Sementara itu, Plt Wakil Ketua KPK Johan Budi mengatakan bahwa
Abraham Samad bersikap kooperatif sehingga tidak perlu ditahan.
"Kami memahami bahwa penyidik punya kewenangan melakukan penahanan
terhadap seorang tersangka, namun sampai saat ini yang bersangkutan
kooperatif dalam menjalani proses hukum. Kami akan mengirimkan surat
permintaan penangguhan penahanan dengan jaminan lima Pimpinan KPK," kata
Johan melalui pesan singkat.
Polda Sulselbar pada 9 Februari 2015 menetapkan Abraham Samad
sebagai tersangka dalam perkara tindak pidana Pemalsuan Surat atau
tindak pidana Administrasi Kependudukan.
Penetapan tersangka itu berdasarkan laporan Feriyani Lim, warga
Pontianak, Kalimantan Barat yang juga menjadi tersangka pemalsuan
dokumen paspor. Saat mengajukan permohonan pembuatan paspor pada 2007,
Feriyani Lim memalsukan dokumen dan masuk dalam kartu keluarga Abraham
Samad yang beralamat di Boulevar, Kelurahan Masale, Kecamatan
Panakkukang, Makassar.
Sangkaan yang ditujukan kepada Abraham adalah masalah kecil yang
hanya terkait pemalsuan surat tindak pidana administrasi kependudukan
berdasarkan pasal 264 ayat (1) subs pasal 266 ayat (1) KUHPidana atau
pasal 93 Undang-undang RI No 23 tahun 2006 yang telah diperbaharusi
dengan UU No 24 tahun 2013 tentang kependudukan.

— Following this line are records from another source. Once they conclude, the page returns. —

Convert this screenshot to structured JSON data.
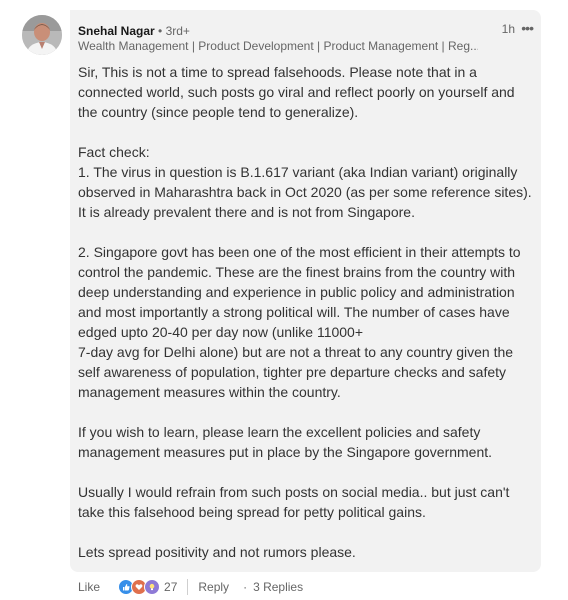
{
  "comment": {
    "author": "Snehal Nagar",
    "degree": "• 3rd+",
    "headline": "Wealth Management | Product Development | Product Management | Reg...",
    "time": "1h",
    "more": "•••",
    "paragraphs": [
      "Sir, This is not a time to spread falsehoods. Please note that in a connected world, such posts go viral and reflect poorly on yourself and the country (since people tend to generalize).",
      "Fact check:\n1. The virus in question is B.1.617 variant (aka Indian variant) originally observed in Maharashtra back in Oct 2020 (as per some reference sites). It is already prevalent there and is not from Singapore.",
      "2. Singapore govt has been one of the most efficient in their attempts to control the pandemic. These are the finest brains from the country with deep understanding and experience in public policy and administration and most importantly a strong political will. The number of cases have edged upto 20-40 per day now (unlike 11000+\n7-day avg for Delhi alone) but are not a threat to any country given the self awareness of population, tighter pre departure checks and safety management measures within the country.",
      "If you wish to learn, please learn the excellent policies and safety management measures put in place by the Singapore government.",
      "Usually I would refrain from such posts on social media.. but just can't take this falsehood being spread for petty political gains.",
      "Lets spread positivity and not rumors please."
    ]
  },
  "actions": {
    "like": "Like",
    "separator": "·",
    "reaction_count": "27",
    "reply": "Reply",
    "dot": "·",
    "replies": "3 Replies"
  },
  "reactions": [
    "like-icon",
    "love-icon",
    "insightful-icon"
  ],
  "colors": {
    "bubble": "#f2f2f2",
    "like": "#378fe9",
    "love": "#df704d",
    "insightful": "#8e7ad6"
  }
}
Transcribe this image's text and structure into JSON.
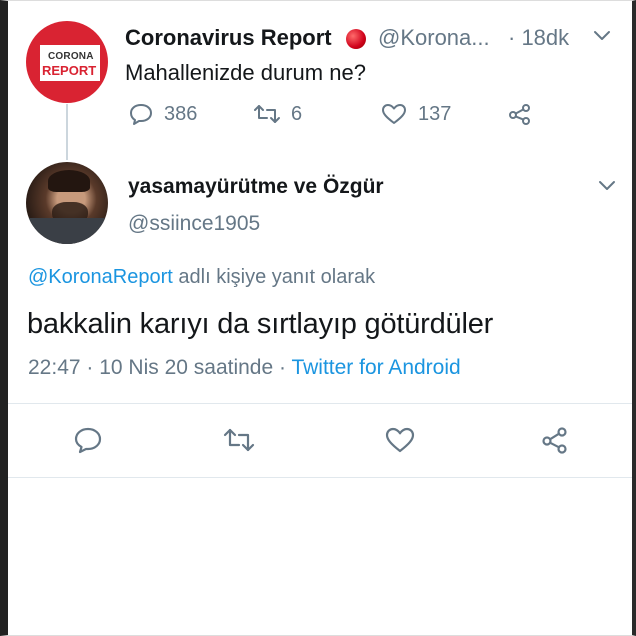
{
  "parent_tweet": {
    "avatar_text_top": "CORONA",
    "avatar_text_bottom": "REPORT",
    "display_name": "Coronavirus Report",
    "handle": "@Korona...",
    "time": "· 18dk",
    "text": "Mahallenizde durum ne?",
    "reply_count": "386",
    "retweet_count": "6",
    "like_count": "137",
    "icons": [
      "reply-icon",
      "retweet-icon",
      "like-icon",
      "share-icon",
      "chevron-down-icon",
      "red-dot-icon"
    ]
  },
  "main_tweet": {
    "display_name": "yasamayürütme ve Özgür",
    "handle": "@ssiince1905",
    "reply_to_handle": "@KoronaReport",
    "reply_to_suffix": " adlı kişiye yanıt olarak",
    "text": "bakkalin karıyı da sırtlayıp götürdüler",
    "time_date": "22:47 · 10 Nis 20 saatinde · ",
    "source": "Twitter for Android",
    "icons": [
      "reply-icon",
      "retweet-icon",
      "like-icon",
      "share-icon",
      "chevron-down-icon"
    ]
  },
  "colors": {
    "accent": "#1b95e0",
    "muted": "#657786",
    "brand_red": "#d92332"
  }
}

Pasal tersebut menjelaskan mengenai "Barang siapa membuat surat
palsu atau memalsukan surat yang dapat menimbulkan sesuatu hak,
perikatan atau pembebasan hutang, atau yang diperuntukkan sebagai bukti
daripada sesuatu hal dengan maksud untuk memakai atau menyuruh orang
lain memakai surat tersebut seolah-olah isinya benar dan tidak dipalsu,
diancam jika pemakaian tersebut dapat menimbulkan kerugian, karena
pemalsuan surat, dengan pidana penjara paling lama enam tahun".